Frank Gehry, and his firm, Gehry Partners, have beat out the other finalists for the new Eisenhower Memorial, which will sit near the National Mall. The other finalists included Rogers Marvel Architects, Berkeley-based landscape architect Peter Walker and Partners, and the Chicago firm Krueck & Sexton Architects. (Interestingly, only one landscape architecture firm was among the finalists. However, EDAW is part of the Gehry team’s winning proposal).

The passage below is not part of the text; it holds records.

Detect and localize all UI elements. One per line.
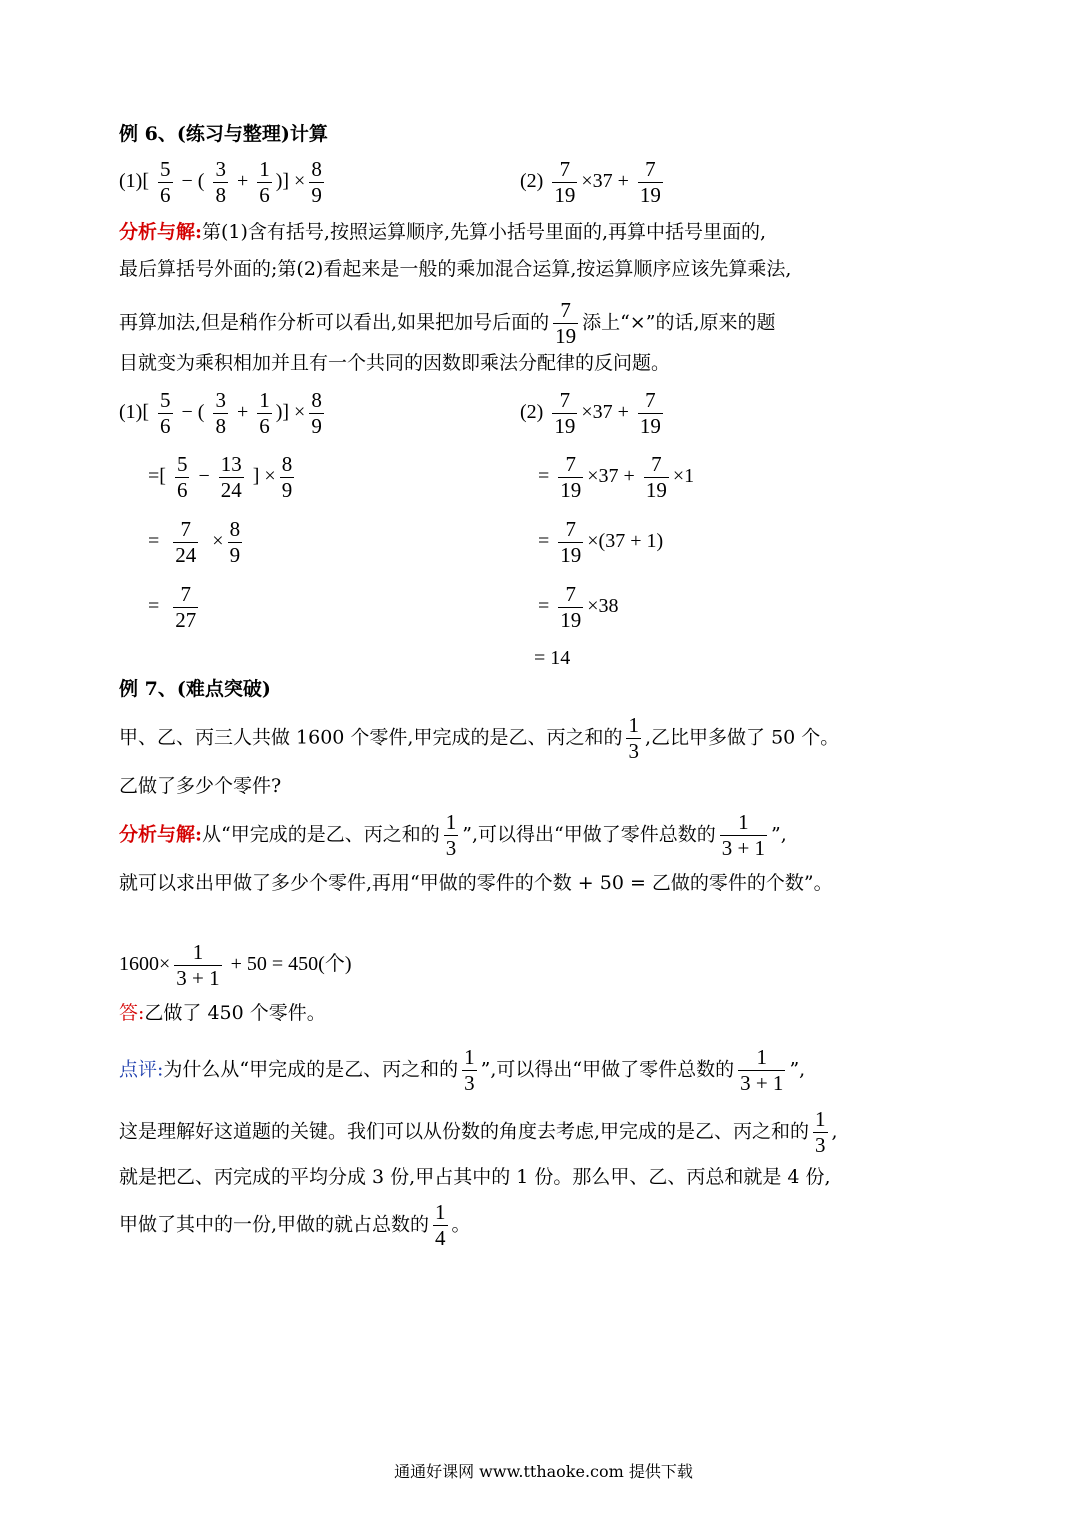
solution-2-step-2: = $\frac{7}{19}$ ×(37 + 1) bbox=[538, 517, 664, 567]
question-text: ,乙比甲多做了 50 个。 bbox=[644, 726, 840, 749]
ex7-question-line-1 bbox=[119, 713, 839, 764]
fraction: $\frac{1}{3 + 1}$ bbox=[740, 1045, 784, 1095]
solution-1-step-1: =[ $\frac{5}{6}$ − $\frac{13}{24}$ ] × $\frac{8}{9}$ bbox=[148, 452, 293, 502]
fraction: $\frac{7}{19}$ bbox=[554, 388, 576, 438]
fraction: $\frac{5}{6}$ bbox=[160, 388, 171, 438]
comment-label: 点评: bbox=[119, 1058, 164, 1081]
ex7-analysis-line-1 bbox=[119, 810, 787, 861]
fraction: $\frac{1}{4}$ bbox=[435, 1200, 446, 1250]
fraction: $\frac{7}{19}$ bbox=[560, 517, 582, 567]
comment-text: 。 bbox=[451, 1213, 471, 1236]
analysis-text: 第(1)含有括号,按照运算顺序,先算小括号里面的,再算中括号里面的, bbox=[202, 221, 767, 243]
ex7-answer bbox=[119, 1000, 326, 1026]
fraction: $\frac{7}{19}$ bbox=[560, 452, 582, 502]
fraction: $\frac{3}{8}$ bbox=[215, 388, 226, 438]
fraction: $\frac{3}{8}$ bbox=[215, 157, 226, 207]
fraction: $\frac{1}{3 + 1}$ bbox=[176, 940, 220, 990]
analysis-text: 从“甲完成的是乙、丙之和的 bbox=[202, 823, 440, 846]
fraction: $\frac{8}{9}$ bbox=[281, 452, 293, 502]
fraction: $\frac{5}{6}$ bbox=[176, 452, 188, 502]
page-footer: 通通好课网 www.tthaoke.com 提供下载 bbox=[394, 1462, 693, 1481]
fraction: $\frac{8}{9}$ bbox=[229, 517, 241, 567]
calc-text: 1600× bbox=[119, 953, 171, 976]
fraction: $\frac{7}{19}$ bbox=[555, 298, 577, 348]
solution-1-step-2: = $\frac{7}{24}$ × $\frac{8}{9}$ bbox=[148, 517, 241, 567]
fraction: $\frac{1}{6}$ bbox=[259, 157, 270, 207]
calc-text: + 50 = 450(个) bbox=[225, 953, 352, 976]
ex7-comment-line-1 bbox=[119, 1045, 805, 1096]
comment-text: ”, bbox=[789, 1058, 806, 1081]
fraction: $\frac{8}{9}$ bbox=[311, 388, 322, 438]
fraction: $\frac{7}{19}$ bbox=[639, 388, 661, 438]
fraction: $\frac{7}{24}$ bbox=[175, 517, 197, 567]
label-2: (2) bbox=[520, 401, 544, 424]
comment-text: 这是理解好这道题的关键。我们可以从份数的角度去考虑,甲完成的是乙、丙之和的 bbox=[119, 1120, 810, 1143]
fraction: $\frac{1}{3}$ bbox=[628, 713, 639, 763]
comment-text: 为什么从“甲完成的是乙、丙之和的 bbox=[163, 1058, 459, 1081]
ex6-analysis-line-1 bbox=[119, 219, 766, 245]
ex6-problem-1: (1)[ $\frac{5}{6}$ − ( $\frac{3}{8}$ + $\frac{1}{6}$ )] × $\frac{8}{9}$ bbox=[119, 157, 322, 207]
solution-2-step-0: (2) $\frac{7}{19}$ ×37 + $\frac{7}{19}$ bbox=[520, 388, 661, 438]
label-1: (1) bbox=[119, 401, 143, 424]
fraction: $\frac{7}{19}$ bbox=[645, 452, 667, 502]
ex6-problem-2: (2) $\frac{7}{19}$ ×37 + $\frac{7}{19}$ bbox=[520, 157, 661, 207]
ex6-analysis-line-3 bbox=[119, 298, 775, 349]
solution-2-step-3: = $\frac{7}{19}$ ×38 bbox=[538, 582, 619, 632]
analysis-label: 分析与解: bbox=[119, 221, 203, 243]
fraction: $\frac{1}{3}$ bbox=[815, 1107, 826, 1157]
example-7-title: 例 7、(难点突破) bbox=[119, 678, 271, 700]
solution-2-step-1: = $\frac{7}{19}$ ×37 + $\frac{7}{19}$ ×1 bbox=[538, 452, 695, 502]
fraction: $\frac{1}{3}$ bbox=[445, 810, 457, 860]
comment-text: ”,可以得出“甲做了零件总数的 bbox=[480, 1058, 735, 1081]
solution-1-step-3: = $\frac{7}{27}$ bbox=[148, 582, 197, 632]
analysis-label: 分析与解: bbox=[119, 823, 203, 846]
ex6-analysis-line-4: 目就变为乘积相加并且有一个共同的因数即乘法分配律的反问题。 bbox=[119, 352, 671, 374]
solution-1-step-0: (1)[ $\frac{5}{6}$ − ( $\frac{3}{8}$ + $\frac{1}{6}$ )] × $\frac{8}{9}$ bbox=[119, 388, 322, 438]
fraction: $\frac{7}{19}$ bbox=[560, 582, 582, 632]
ex7-comment-line-4 bbox=[119, 1200, 471, 1251]
comment-text: , bbox=[831, 1120, 838, 1143]
question-text: 甲、乙、丙三人共做 1600 个零件,甲完成的是乙、丙之和的 bbox=[119, 726, 623, 749]
analysis-text: 再算加法,但是稍作分析可以看出,如果把加号后面的 bbox=[119, 311, 550, 334]
fraction: $\frac{1}{6}$ bbox=[259, 388, 270, 438]
analysis-text: 添上“×”的话,原来的题 bbox=[582, 311, 776, 334]
label-1: (1) bbox=[119, 170, 143, 193]
solution-2-result: = 14 bbox=[534, 647, 571, 669]
ex7-question-line-2: 乙做了多少个零件? bbox=[119, 775, 282, 797]
fraction: $\frac{7}{19}$ bbox=[554, 157, 576, 207]
fraction: $\frac{1}{3 + 1}$ bbox=[721, 810, 766, 860]
ex7-analysis-line-2: 就可以求出甲做了多少个零件,再用“甲做的零件的个数 + 50 = 乙做的零件的个数”。 bbox=[119, 872, 833, 894]
ex7-comment-line-3: 就是把乙、丙完成的平均分成 3 份,甲占其中的 1 份。那么甲、乙、丙总和就是 4 份, bbox=[119, 1166, 831, 1188]
example-6-title: 例 6、(练习与整理)计算 bbox=[119, 123, 328, 145]
fraction: $\frac{13}{24}$ bbox=[220, 452, 242, 502]
answer-label: 答: bbox=[119, 1002, 145, 1024]
ex7-comment-line-2 bbox=[119, 1107, 838, 1158]
comment-text: 甲做了其中的一份,甲做的就占总数的 bbox=[119, 1213, 430, 1236]
fraction: $\frac{1}{3}$ bbox=[464, 1045, 475, 1095]
fraction: $\frac{7}{27}$ bbox=[175, 582, 197, 632]
fraction: $\frac{5}{6}$ bbox=[160, 157, 171, 207]
answer-text: 乙做了 450 个零件。 bbox=[144, 1002, 326, 1024]
ex6-analysis-line-2: 最后算括号外面的;第(2)看起来是一般的乘加混合运算,按运算顺序应该先算乘法, bbox=[119, 258, 792, 280]
ex7-calculation bbox=[119, 940, 352, 991]
label-2: (2) bbox=[520, 170, 544, 193]
analysis-text: ”, bbox=[771, 823, 787, 846]
fraction: $\frac{8}{9}$ bbox=[311, 157, 322, 207]
fraction: $\frac{7}{19}$ bbox=[639, 157, 661, 207]
analysis-text: ”,可以得出“甲做了零件总数的 bbox=[462, 823, 716, 846]
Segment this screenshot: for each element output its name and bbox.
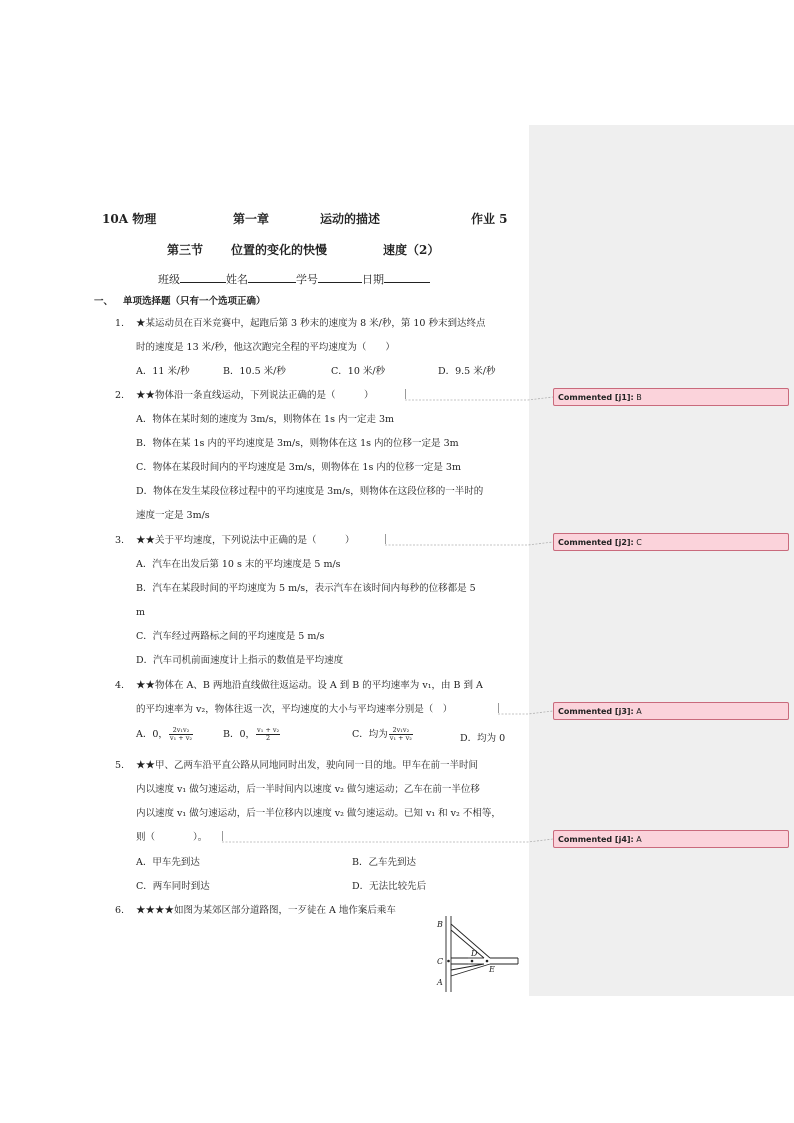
- q6-stem-line1: ★★★★如图为某郊区部分道路图，一歹徒在 A 地作案后乘车: [136, 905, 396, 916]
- q4-option-c-fraction: $\frac{\text{2v₁v₂}}{\text{v₁ + v₂}}$: [389, 726, 412, 742]
- q4-option-b-fraction: $\frac{\text{v₁ + v₂}}{2}$: [257, 726, 280, 742]
- q5-option-b[interactable]: B．乙车先到达: [352, 857, 416, 868]
- q5-stem-line1: ★★甲、乙两车沿平直公路从同地同时出发，驶向同一目的地。甲车在前一半时间: [136, 760, 479, 771]
- q4-number: 4.: [115, 680, 125, 691]
- q3-option-b-line1[interactable]: B．汽车在某段时间的平均速度为 5 m/s，表示汽车在该时间内每秒的位移都是 5: [136, 583, 476, 594]
- q1-option-a[interactable]: A．11 米/秒: [136, 366, 190, 377]
- comment-1-value: B: [636, 393, 642, 402]
- q1-option-b[interactable]: B．10.5 米/秒: [223, 366, 286, 377]
- diagram-label-e: E: [489, 965, 495, 974]
- q3-stem: ★★关于平均速度，下列说法中正确的是（ ）: [136, 535, 355, 546]
- q3-option-d[interactable]: D．汽车司机前面速度计上指示的数值是平均速度: [136, 655, 344, 666]
- section-title: 位置的变化的快慢: [231, 243, 328, 257]
- comment-1-label: Commented [j1]:: [558, 393, 634, 402]
- comment-3-value: A: [636, 707, 642, 716]
- name-label: 姓名: [226, 273, 248, 286]
- q2-option-a[interactable]: A．物体在某时刻的速度为 3m/s，则物体在 1s 内一定走 3m: [136, 414, 395, 425]
- comment-3[interactable]: [553, 702, 789, 720]
- q3-option-a[interactable]: A．汽车在出发后第 10 s 末的平均速度是 5 m/s: [136, 559, 341, 570]
- section-subtitle: 速度（2）: [383, 243, 440, 257]
- q4-option-d[interactable]: D．均为 0: [460, 733, 506, 744]
- q3-number: 3.: [115, 535, 125, 546]
- section-number: 第三节: [167, 243, 204, 257]
- q3-option-c[interactable]: C．汽车经过两路标之间的平均速度是 5 m/s: [136, 631, 325, 642]
- student-id-label: 学号: [296, 273, 318, 286]
- q4-option-c-label: C．均为: [352, 729, 388, 740]
- q4-stem-line2: 的平均速率为 v₂，物体往返一次，平均速度的大小与平均速率分别是（ ）: [136, 704, 453, 715]
- q2-option-d-line2: 速度一定是 3m/s: [136, 510, 210, 521]
- q2-option-d-line1[interactable]: D．物体在发生某段位移过程中的平均速度是 3m/s，则物体在这段位移的一半时的: [136, 486, 484, 497]
- comment-4-value: A: [636, 835, 642, 844]
- comment-4-label: Commented [j4]:: [558, 835, 634, 844]
- part-number: 一、: [94, 296, 114, 307]
- q3-option-b-line2: m: [136, 607, 146, 618]
- q2-stem: ★★物体沿一条直线运动，下列说法正确的是（ ）: [136, 390, 374, 401]
- course-title: 10A 物理: [102, 212, 157, 226]
- chapter-title: 运动的描述: [320, 212, 381, 226]
- q2-option-c[interactable]: C．物体在某段时间内的平均速度是 3m/s，则物体在 1s 内的位移一定是 3m: [136, 462, 461, 473]
- chapter-number: 第一章: [233, 212, 270, 226]
- q1-stem-line2: 时的速度是 13 米/秒，他这次跑完全程的平均速度为（ ）: [136, 342, 395, 353]
- q6-number: 6.: [115, 905, 125, 916]
- q4-option-a-fraction: $\frac{\text{2v₁v₂}}{\text{v₁ + v₂}}$: [169, 726, 193, 742]
- comment-4[interactable]: [553, 830, 789, 848]
- homework-number: 作业 5: [471, 212, 508, 226]
- q5-stem-line4: 则（ ）。: [136, 832, 208, 843]
- q4-stem-line1: ★★物体在 A、B 两地沿直线做往返运动。设 A 到 B 的平均速率为 v₁，由 B 到 A: [136, 680, 483, 691]
- q5-option-a[interactable]: A．甲车先到达: [136, 857, 200, 868]
- date-label: 日期: [362, 273, 384, 286]
- q5-option-d[interactable]: D．无法比较先后: [352, 881, 427, 892]
- q4-option-b-label: B．0，: [223, 729, 256, 740]
- q1-option-c[interactable]: C．10 米/秒: [331, 366, 386, 377]
- q2-option-b[interactable]: B．物体在某 1s 内的平均速度是 3m/s，则物体在这 1s 内的位移一定是 3m: [136, 438, 459, 449]
- q1-number: 1.: [115, 318, 125, 329]
- diagram-label-c: C: [437, 957, 444, 966]
- comment-2-label: Commented [j2]:: [558, 538, 634, 547]
- q5-stem-line2: 内以速度 v₁ 做匀速运动，后一半时间内以速度 v₂ 做匀速运动；乙车在前一半位移: [136, 784, 480, 795]
- class-label: 班级: [158, 273, 180, 286]
- diagram-label-b: B: [437, 920, 443, 929]
- comment-2[interactable]: [553, 533, 789, 551]
- q2-number: 2.: [115, 390, 125, 401]
- q5-option-c[interactable]: C．两车同时到达: [136, 881, 210, 892]
- q1-option-d[interactable]: D．9.5 米/秒: [438, 366, 496, 377]
- comment-3-label: Commented [j3]:: [558, 707, 634, 716]
- q5-number: 5.: [115, 760, 125, 771]
- part-title: 单项选择题（只有一个选项正确）: [123, 296, 266, 307]
- q4-option-a-label: A．0，: [136, 729, 168, 740]
- q1-stem-line1: ★某运动员在百米竞赛中，起跑后第 3 秒末的速度为 8 米/秒，第 10 秒末到达终点: [136, 318, 486, 329]
- comment-2-value: C: [636, 538, 642, 547]
- comment-1[interactable]: [553, 388, 789, 406]
- q5-stem-line3: 内以速度 v₁ 做匀速运动，后一半位移内以速度 v₂ 做匀速运动。已知 v₁ 和 v₂ 不相等，: [136, 808, 501, 819]
- diagram-label-a: A: [437, 978, 443, 987]
- diagram-label-d: D: [471, 949, 478, 958]
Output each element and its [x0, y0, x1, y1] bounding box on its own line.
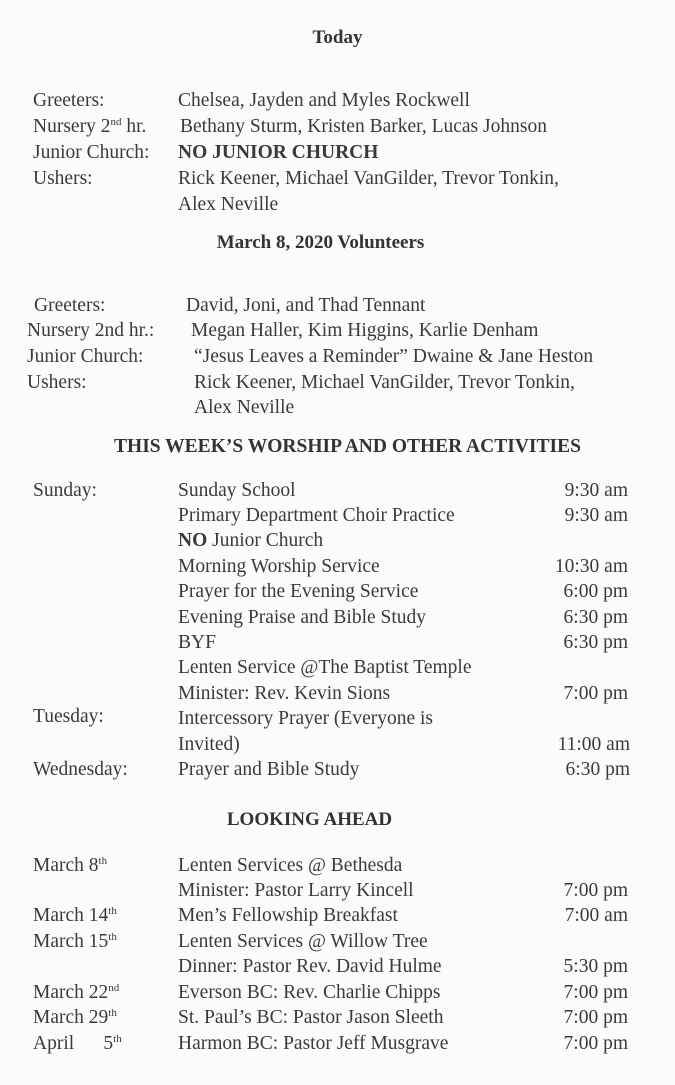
ahead-date: March 15th — [33, 931, 117, 952]
item-time: 6:30 pm — [563, 607, 628, 628]
row-value: Chelsea, Jayden and Myles Rockwell — [178, 90, 470, 111]
row-value: David, Joni, and Thad Tennant — [186, 295, 426, 316]
item-time: 11:00 am — [557, 734, 630, 755]
row-label: Junior Church: — [33, 142, 150, 163]
item-time: 10:30 am — [554, 556, 628, 577]
ahead-text: St. Paul’s BC: Pastor Jason Sleeth — [178, 1007, 444, 1028]
row-label: Nursery 2nd hr. — [33, 116, 147, 137]
item-text: Evening Praise and Bible Study — [178, 607, 427, 628]
ahead-text: Everson BC: Rev. Charlie Chipps — [178, 982, 441, 1003]
row-label: Greeters: — [34, 295, 106, 316]
week-item — [178, 478, 628, 504]
day-wednesday: Wednesday: — [33, 759, 128, 780]
item-text: Lenten Service @The Baptist Temple — [178, 657, 472, 678]
item-text: Prayer and Bible Study — [178, 759, 360, 780]
ahead-time: 5:30 pm — [563, 956, 628, 977]
row-label: Ushers: — [27, 372, 87, 393]
item-text: Invited) — [178, 734, 240, 755]
item-text: Minister: Rev. Kevin Sions — [178, 683, 391, 704]
row-value: Rick Keener, Michael VanGilder, Trevor Tonkin, — [194, 372, 575, 393]
item-text: Prayer for the Evening Service — [178, 581, 419, 602]
ahead-time: 7:00 pm — [563, 982, 628, 1003]
row-value: “Jesus Leaves a Reminder” Dwaine & Jane Heston — [194, 346, 594, 367]
item-text: Morning Worship Service — [178, 556, 380, 577]
row-label: Greeters: — [33, 90, 105, 111]
item-text: Junior Church — [207, 530, 324, 551]
ahead-text: Harmon BC: Pastor Jeff Musgrave — [178, 1033, 449, 1054]
week-item — [178, 554, 628, 580]
row-label: Nursery 2nd hr.: — [27, 320, 155, 341]
ahead-text: Lenten Services @ Bethesda — [178, 855, 403, 876]
volunteers-heading: March 8, 2020 Volunteers — [216, 232, 425, 253]
row-value: Rick Keener, Michael VanGilder, Trevor Tonkin, — [178, 168, 559, 189]
row-value: Bethany Sturm, Kristen Barker, Lucas Johnson — [180, 116, 547, 137]
item-text: BYF — [178, 632, 216, 653]
week-item — [178, 579, 628, 605]
item-time: 6:00 pm — [563, 581, 628, 602]
ahead-text: Minister: Pastor Larry Kincell — [178, 880, 414, 901]
ahead-text: Dinner: Pastor Rev. David Hulme — [178, 956, 442, 977]
ahead-time: 7:00 pm — [563, 1007, 628, 1028]
item-text: Primary Department Choir Practice — [178, 505, 455, 526]
ahead-time: 7:00 pm — [563, 1033, 628, 1054]
week-item — [178, 757, 630, 783]
day-tuesday: Tuesday: — [33, 706, 104, 727]
ahead-time: 7:00 am — [564, 905, 628, 926]
item-time: 9:30 am — [564, 480, 628, 501]
week-item — [178, 605, 628, 631]
ahead-text: Lenten Services @ Willow Tree — [178, 931, 428, 952]
week-item — [178, 681, 628, 707]
week-item — [178, 503, 628, 529]
row-value: NO JUNIOR CHURCH — [178, 142, 379, 163]
day-sunday: Sunday: — [33, 480, 97, 501]
week-item — [178, 732, 630, 758]
ahead-text: Men’s Fellowship Breakfast — [178, 905, 398, 926]
item-time: 7:00 pm — [563, 683, 628, 704]
ahead-date: March 8th — [33, 855, 108, 876]
item-text: Intercessory Prayer (Everyone is — [178, 708, 434, 729]
week-item — [178, 630, 628, 656]
ahead-heading: LOOKING AHEAD — [226, 809, 393, 830]
item-text: Sunday School — [178, 480, 296, 501]
week-heading: THIS WEEK’S WORSHIP AND OTHER ACTIVITIES — [114, 436, 581, 457]
row-value: Alex Neville — [194, 397, 295, 418]
ahead-date: April 5th — [33, 1033, 122, 1054]
item-time: 6:30 pm — [565, 759, 630, 780]
ahead-time: 7:00 pm — [563, 880, 628, 901]
item-time: 9:30 am — [564, 505, 628, 526]
week-item — [178, 528, 628, 554]
item-time: 6:30 pm — [563, 632, 628, 653]
item-bold: NO — [178, 530, 208, 551]
row-label: Ushers: — [33, 168, 93, 189]
row-label: Junior Church: — [27, 346, 144, 367]
week-item — [178, 706, 628, 732]
week-item — [178, 655, 628, 681]
ahead-date: March 22nd — [33, 982, 120, 1003]
ahead-date: March 29th — [33, 1007, 117, 1028]
ahead-date: March 14th — [33, 905, 117, 926]
today-heading: Today — [312, 27, 363, 48]
row-value: Alex Neville — [178, 194, 279, 215]
row-value: Megan Haller, Kim Higgins, Karlie Denham — [191, 320, 539, 341]
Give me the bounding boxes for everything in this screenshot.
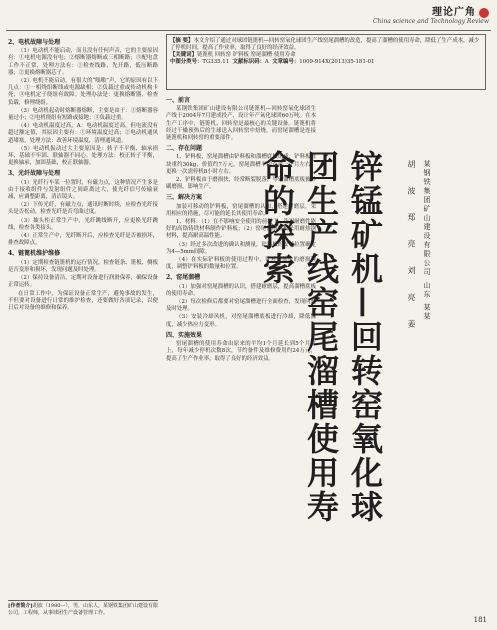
- header-bar: [0, 0, 497, 28]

According to The L.A. Times, the Eisenhower Memorial will be a 4-acre site across Independence Avenue from the National Air and Space Museum, the most-visited museum on the Mall. “It’s a landscape and urban design project as much as an architectural one. Featuring a number of covered outdoor displays but no permanent museum, it is projected to cost between USD 90 million and 120 million.”

Unfortunately, no details (or photos) of the Gehry plans have been revealed because the selection remains ‘preliminary.’ The L.A. Times also sees a L.A. connection between the commission and Gehry’s selection. “The General Services Administration in Washington, which administered the competition, stresses that it remains preliminary — the architect’s selection has given the project a decided Los Angeles flavor. The chairman of the Eisenhower Memorial Commission is Rocco C. Siciliano, who has held leading trustee positions at the J. Paul Getty Trust and the Los Angeles Philharmonic.”

Read the article
Go to the Eisenhower Memorial web site

One thought on “Gehry Wins Eisenhower Memorial Commission

  1. Daniel Jost 04/14/2009 / 5:53 pm

    Eisenhower was a practical guy- building highways, etc. Wouldn’t he be better memorialized by actually revitalizing one of the parks in downtown DC? Or maybe building one of those cool parks that connects over a highway?

    New development has sprung up all over DC but many of our parks look like they were last funded in the late 1970s.

    If half as much money went into building parks and plazas as goes into memorials in this town, it would be a much better place to live. Not that there’s no place for commemoration, but a city cannot live on commemoration alone.